- Theatrical release poster

Japanese name
- Kanji: あなた買います
- Directed by: Masaki Kobayashi
- Written by: Zenzō Matsuyama; Minoru Ōno (novel);
- Produced by: Masaharu Kokaji
- Starring: Keiji Sada; Keiko Kishi; Minoru Ōki; Yūnosuke Itō; Mitsuko Mito; Eijirō Tōno; Kōji Mitsui;
- Cinematography: Yuharu Atsuta
- Edited by: Yoshiyasu Hamamura
- Music by: Tadashi Kinoshita
- Production company: Shochiku
- Distributed by: Shochiku
- Release date: 21 November 1956;
- Running time: 112 mins.
- Country: Japan
- Language: Japanese

= I Will Buy You =

1956 Japanese film

I Will Buy You (あなた買います, Anata kaimasu) is a 1956 Japanese drama film directed by Masaki Kobayashi and starring Keiji Sada and Yūnosuke Itō. It was written by Zenzō Matsuyama based on the novel by Minoru Ōno.

==Plot==
Kishimoto is a talent scout for the Toyo Flowers baseball club, one of three competitors who try to buy new promising hitter Kurita for their team.
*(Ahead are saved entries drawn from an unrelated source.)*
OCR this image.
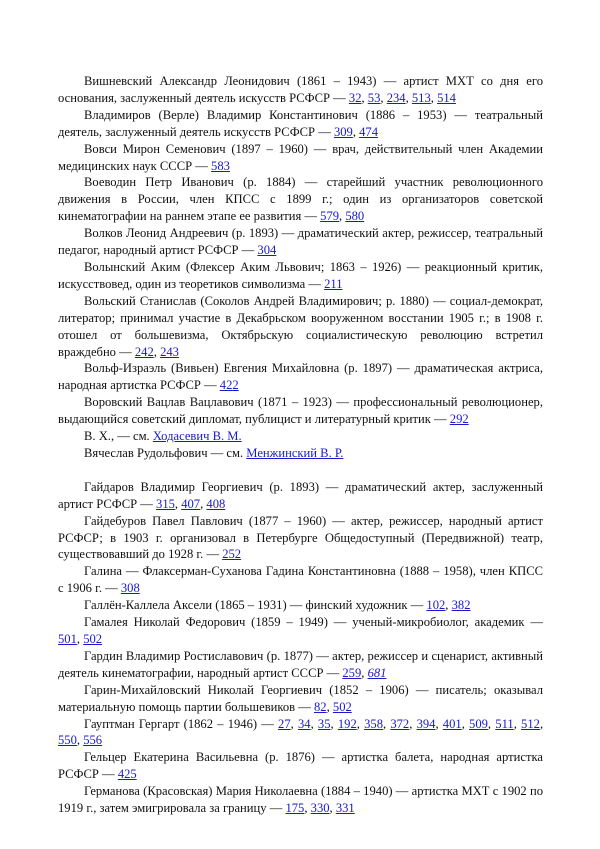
Вишневский Александр Леонидович (1861 – 1943) — артист МХТ со дня его основания, заслуженный деятель искусств РСФСР — 32, 53, 234, 513, 514

Владимиров (Верле) Владимир Константинович (1886 – 1953) — театральный деятель, заслуженный деятель искусств РСФСР — 309, 474

Вовси Мирон Семенович (1897 – 1960) — врач, действительный член Академии медицинских наук СССР — 583

Воеводин Петр Иванович (р. 1884) — старейший участник революционного движения в России, член КПСС с 1899 г.; один из организаторов советской кинематографии на раннем этапе ее развития — 579, 580

Волков Леонид Андреевич (р. 1893) — драматический актер, режиссер, театральный педагог, народный артист РСФСР — 304

Волынский Аким (Флексер Аким Львович; 1863 – 1926) — реакционный критик, искусствовед, один из теоретиков символизма — 211

Вольский Станислав (Соколов Андрей Владимирович; р. 1880) — социал-демократ, литератор; принимал участие в Декабрьском вооруженном восстании 1905 г.; в 1908 г. отошел от большевизма, Октябрьскую социалистическую революцию встретил враждебно — 242, 243

Вольф-Израэль (Вивьен) Евгения Михайловна (р. 1897) — драматическая актриса, народная артистка РСФСР — 422

Воровский Вацлав Вацлавович (1871 – 1923) — профессиональный революционер, выдающийся советский дипломат, публицист и литературный критик — 292

В. Х., — см. Ходасевич В. М.

Вячеслав Рудольфович — см. Менжинский В. Р.

Гайдаров Владимир Георгиевич (р. 1893) — драматический актер, заслуженный артист РСФСР — 315, 407, 408

Гайдебуров Павел Павлович (1877 – 1960) — актер, режиссер, народный артист РСФСР; в 1903 г. организовал в Петербурге Общедоступный (Передвижной) театр, существовавший до 1928 г. — 252

Галина — Флаксерман-Суханова Гадина Константиновна (1888 – 1958), член КПСС с 1906 г. — 308

Галлён-Каллела Аксели (1865 – 1931) — финский художник — 102, 382

Гамалея Николай Федорович (1859 – 1949) — ученый-микробиолог, академик — 501, 502

Гардин Владимир Ростиславович (р. 1877) — актер, режиссер и сценарист, активный деятель кинематографии, народный артист СССР — 259, 681

Гарин-Михайловский Николай Георгиевич (1852 – 1906) — писатель; оказывал материальную помощь партии большевиков — 82, 502

Гауптман Гергарт (1862 – 1946) — 27, 34, 35, 192, 358, 372, 394, 401, 509, 511, 512, 550, 556

Гельцер Екатерина Васильевна (р. 1876) — артистка балета, народная артистка РСФСР — 425

Германова (Красовская) Мария Николаевна (1884 – 1940) — артистка МХТ с 1902 по 1919 г., затем эмигрировала за границу — 175, 330, 331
While Kurita's shadowy benefactor and manager Kyuki, who financed the student's education, is making negotiations, Kurita's girlfriend Fudeko tries to talk him out of entering the professional baseball league. The competitors finally meet at the countryside home of Kurita's family, who have their own plans for their son and brother.

==Cast==
- Keiji Sada as Kishimoto
- Yūnosuke Itō as Kyuki
- Keiko Kishi as Fudeko, Kurita's girlfriend
- Minoru Ōki as Kurita
- Eijirō Tōno as Ogushi
- Mitsuko Mito as Ryuko, Kyuki's mistress
- Kōji Mitsui as Tamekichi
- Tatsuya Ishiguro as Tadashi Rokko
- Jun Tatara as Yusuke Shima
- Akio Isono as Saburō

==Reception==
Film historians Donald Richie and Joseph L. Anderson wrote in their 1959 compendium The Japanese Film – Art & Industry that "Kobayashi lacked the power to present a really smashing indictment". In his Critical Handbook of Japanese Film Directors: From the Silent Era to the Present Day, Alexander Jacoby called I Will Buy You a "critique of commercial values in the world of sport" which benefited from the persona of actor Yūnosuke Itō.

==Awards==
- Mainichi Film Award, Blue Ribbon Award and Kinema Junpo Award for Best Actor Keiji Sada
- Blue Ribbon Award for Best Supporting Actor Jun Tatara

==Legacy==
I Will Buy You was presented as part of the retrospective "Against Authority: The Cinema of Masaki Kobayashi" at the Berkeley Art Museum and Pacific Film Archive in 2019.